Die Zutat - das "Lupineneiweiß" - ist auch i.S.d. Art. 22 Abs. 1 LMIV bei der Herstellung "verwendet" worden, nämlich in den Fertigungsprozess eingeflossen. Auch insoweit gibt der Umstand, dass man für die Bestimmung des Verwendungsgegenstandes potentiell (auch) auf die vorgelagerte Verarbeitungsstufe der unbehandelten natürlichen Lupine und / oder die nachgelagerte - höhere - Verarbeitungsstufe der "Lupinenzubereitung" abstellen kann (oder auf jedes andere begrifflich fassbare Entwicklungsstadium), keinen Anhalt dafür, in Bezug auf das "Lupineneiweiß" liege keine "Verwendung" vor. Das (Süß-) "Lupineneiweiß" ist auch - unter der inhaltlich vollständig synonymen Formulierung "Eiweiß der Süßlupine" - "auf der Kennzeichnung durch Worte (...) hervorgehoben", wie in Art. 22 Abs. 1 lit. b) LMIV tatbestandlich vorausgesetzt.
Der damit tatbestandlich nach Maßgabe des Art. 22 Abs. 1 lit. b) LMIV ausgelösten Pflicht zur Mengenangabe hat die Beklagte nicht genügt. Der Anteil konkret an "Lupineneiweiß" ergibt sich nicht aus dem Verpackungsaufdruck.

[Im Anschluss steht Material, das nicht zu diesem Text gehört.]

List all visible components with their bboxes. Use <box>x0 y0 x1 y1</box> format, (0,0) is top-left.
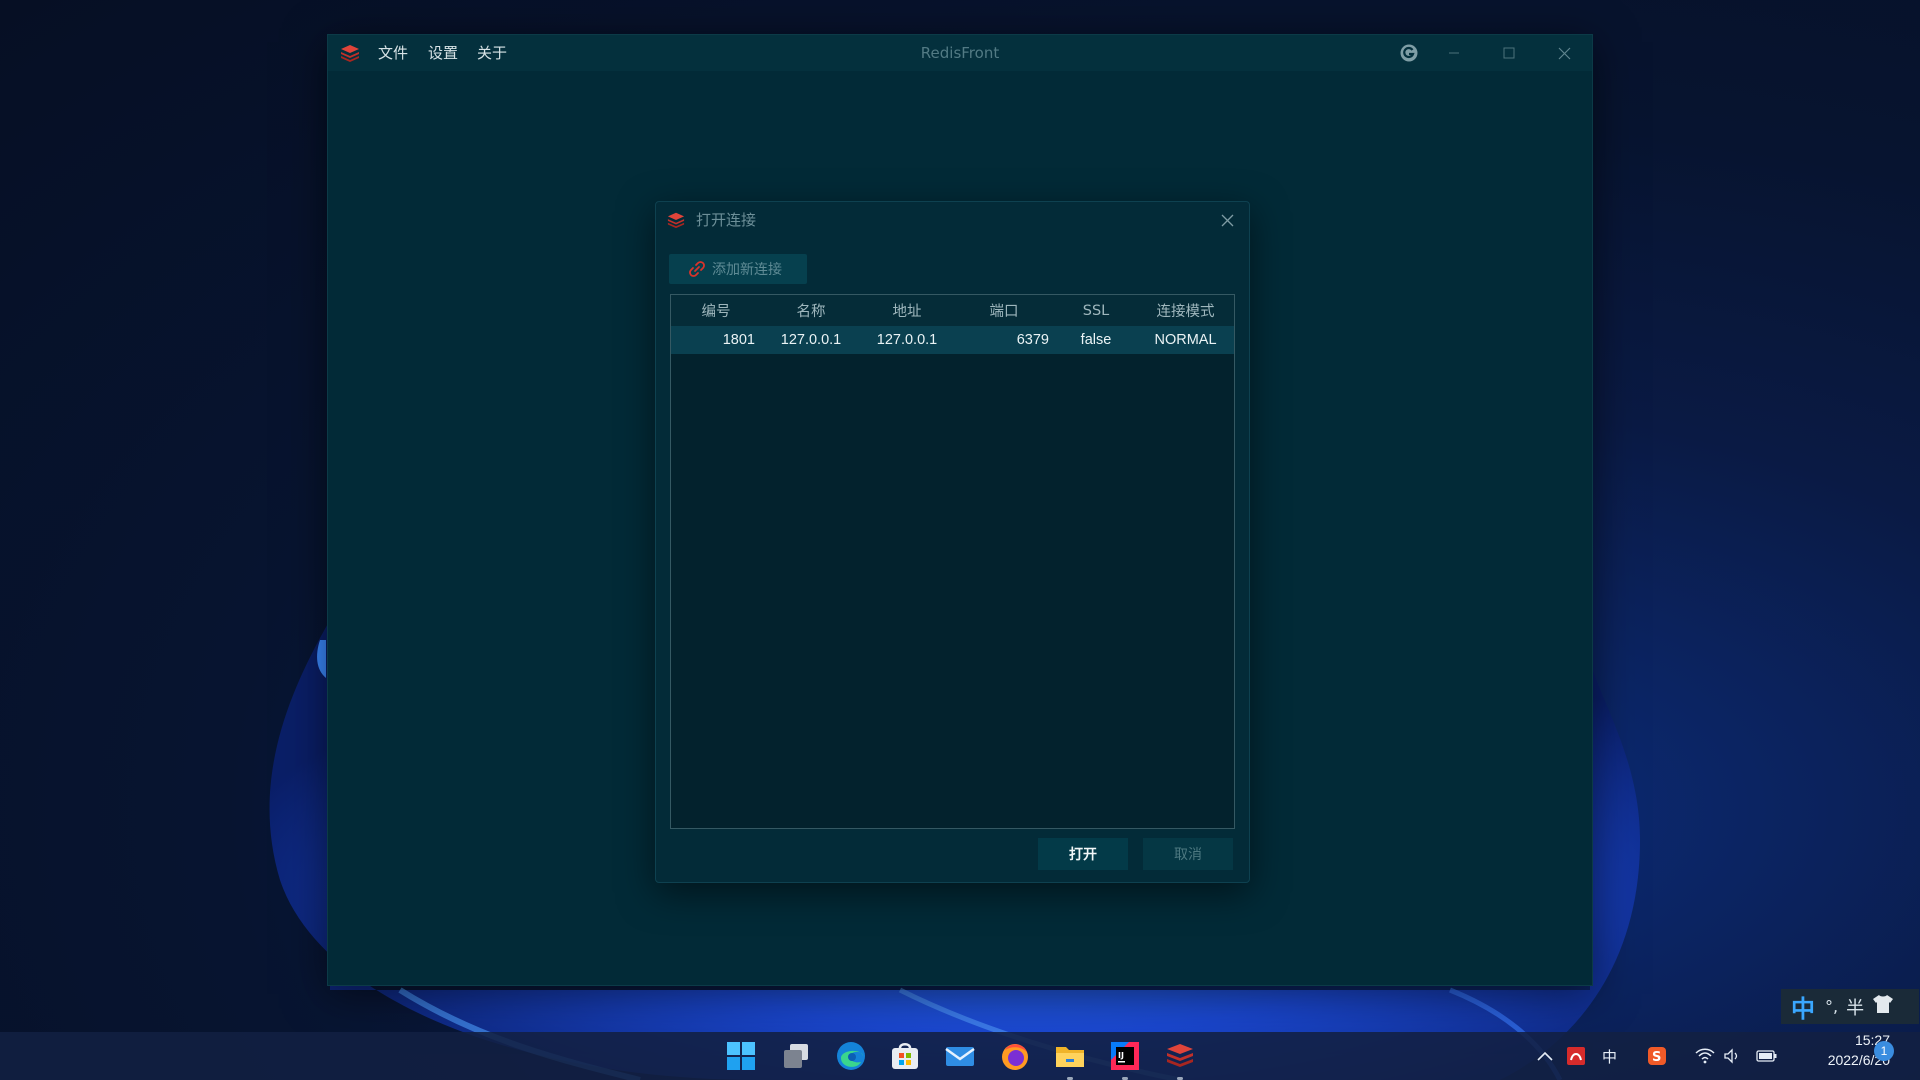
table-header-row: 编号 名称 地址 端口 SSL 连接模式 <box>671 295 1234 326</box>
ime-punctuation-toggle[interactable]: °, <box>1825 997 1838 1016</box>
app-titlebar[interactable]: 文件 设置 关于 RedisFront <box>328 35 1592 71</box>
close-icon <box>1221 214 1233 226</box>
ime-toolbar[interactable]: 中 °, 半 <box>1781 989 1919 1024</box>
cell-port: 6379 <box>953 326 1055 354</box>
app-window: 文件 设置 关于 RedisFront 打开连接 添加新连接 编号 名称 地址 … <box>327 34 1593 986</box>
battery-icon[interactable] <box>1756 1032 1778 1080</box>
connection-table: 编号 名称 地址 端口 SSL 连接模式 1801 127.0.0.1 127.… <box>670 294 1235 829</box>
dialog-close-button[interactable] <box>1213 206 1241 234</box>
cell-name: 127.0.0.1 <box>761 326 861 354</box>
cell-address: 127.0.0.1 <box>861 326 953 354</box>
open-button[interactable]: 打开 <box>1038 838 1128 870</box>
file-explorer-icon[interactable] <box>1054 1040 1086 1072</box>
redis-logo-icon <box>667 212 685 229</box>
notification-badge[interactable]: 1 <box>1874 1041 1894 1061</box>
svg-text:IJ: IJ <box>1118 1051 1124 1060</box>
maximize-button[interactable] <box>1486 35 1532 71</box>
task-view-icon[interactable] <box>780 1040 812 1072</box>
tray-app-icon[interactable] <box>1566 1032 1586 1080</box>
table-row[interactable]: 1801 127.0.0.1 127.0.0.1 6379 false NORM… <box>671 326 1234 354</box>
add-connection-label: 添加新连接 <box>712 262 782 278</box>
close-window-button[interactable] <box>1541 35 1587 71</box>
column-header-mode[interactable]: 连接模式 <box>1137 295 1234 326</box>
redisfront-taskbar-icon[interactable] <box>1164 1040 1196 1072</box>
sogou-input-icon[interactable]: S <box>1647 1032 1667 1080</box>
edge-browser-icon[interactable] <box>835 1040 867 1072</box>
ime-mode-indicator[interactable]: 中 <box>1791 989 1815 1024</box>
menu-file[interactable]: 文件 <box>370 35 416 71</box>
minimize-button[interactable] <box>1431 35 1477 71</box>
wifi-icon[interactable] <box>1695 1032 1715 1080</box>
theme-toggle-icon[interactable] <box>1386 35 1432 71</box>
ime-skin-icon[interactable] <box>1872 994 1894 1019</box>
column-header-name[interactable]: 名称 <box>761 295 861 326</box>
svg-text:S: S <box>1652 1050 1661 1065</box>
intellij-idea-icon[interactable]: IJ <box>1109 1040 1141 1072</box>
menu-about[interactable]: 关于 <box>469 35 515 71</box>
menu-settings[interactable]: 设置 <box>420 35 466 71</box>
windows-start-icon[interactable] <box>725 1040 757 1072</box>
clock-date: 2022/6/20 <box>1827 1052 1890 1068</box>
redis-logo-icon <box>341 45 359 62</box>
clock-time: 15:27 <box>1854 1032 1890 1048</box>
column-header-address[interactable]: 地址 <box>861 295 953 326</box>
add-connection-button[interactable]: 添加新连接 <box>669 254 807 284</box>
column-header-port[interactable]: 端口 <box>953 295 1055 326</box>
cell-ssl: false <box>1055 326 1137 354</box>
tray-ime-indicator[interactable]: 中 <box>1602 1032 1617 1080</box>
cell-mode: NORMAL <box>1137 326 1234 354</box>
firefox-icon[interactable] <box>999 1040 1031 1072</box>
dialog-title: 打开连接 <box>696 211 757 229</box>
mail-icon[interactable] <box>944 1040 976 1072</box>
taskbar: IJ 中 S <box>0 1032 1920 1080</box>
tray-overflow-icon[interactable] <box>1536 1032 1554 1080</box>
column-header-ssl[interactable]: SSL <box>1055 295 1137 326</box>
volume-icon[interactable] <box>1723 1032 1741 1080</box>
dialog-titlebar[interactable]: 打开连接 <box>656 202 1249 238</box>
cell-id: 1801 <box>671 326 761 354</box>
microsoft-store-icon[interactable] <box>889 1040 921 1072</box>
open-connection-dialog: 打开连接 添加新连接 编号 名称 地址 端口 SSL 连接模式 1801 127… <box>655 201 1250 883</box>
cancel-button[interactable]: 取消 <box>1143 838 1233 870</box>
column-header-id[interactable]: 编号 <box>671 295 761 326</box>
link-icon <box>689 261 705 277</box>
ime-width-toggle[interactable]: 半 <box>1846 994 1864 1020</box>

Zwar wies die Beklagte darauf hin, der Eiweißanteil werde schließlich in der Nährwerttabelle angegeben. Das mag richtig sein, ist aber unbehilflich, und zwar schon deshalb, weil sich der insgesamt zu deklarierende Eiweißanteil nicht im Lupineneiweiß erschöpft. Auch die Angabe der Menge an "Lupinenzubereitung", die sich (unbestritten) im Zutatenverzeichnis findet ("Lupinenzubereitung (7,4 %; Wasser, Lupinen Eiweiß Isolat), ..."), ist nicht geeignet, die Pflicht aus Art. 22 Abs. 1 lit. b) LMIV zu erfüllen. Das ergibt sich schon daraus, dass diese Mengenangabe sich nicht allein auf den in der "Zubereitung" enthaltenen (Lupinen-) Eiweißanteil bezieht, sondern den - im Übrigen unstreitig dominierenden - Wasseranteil einschließt.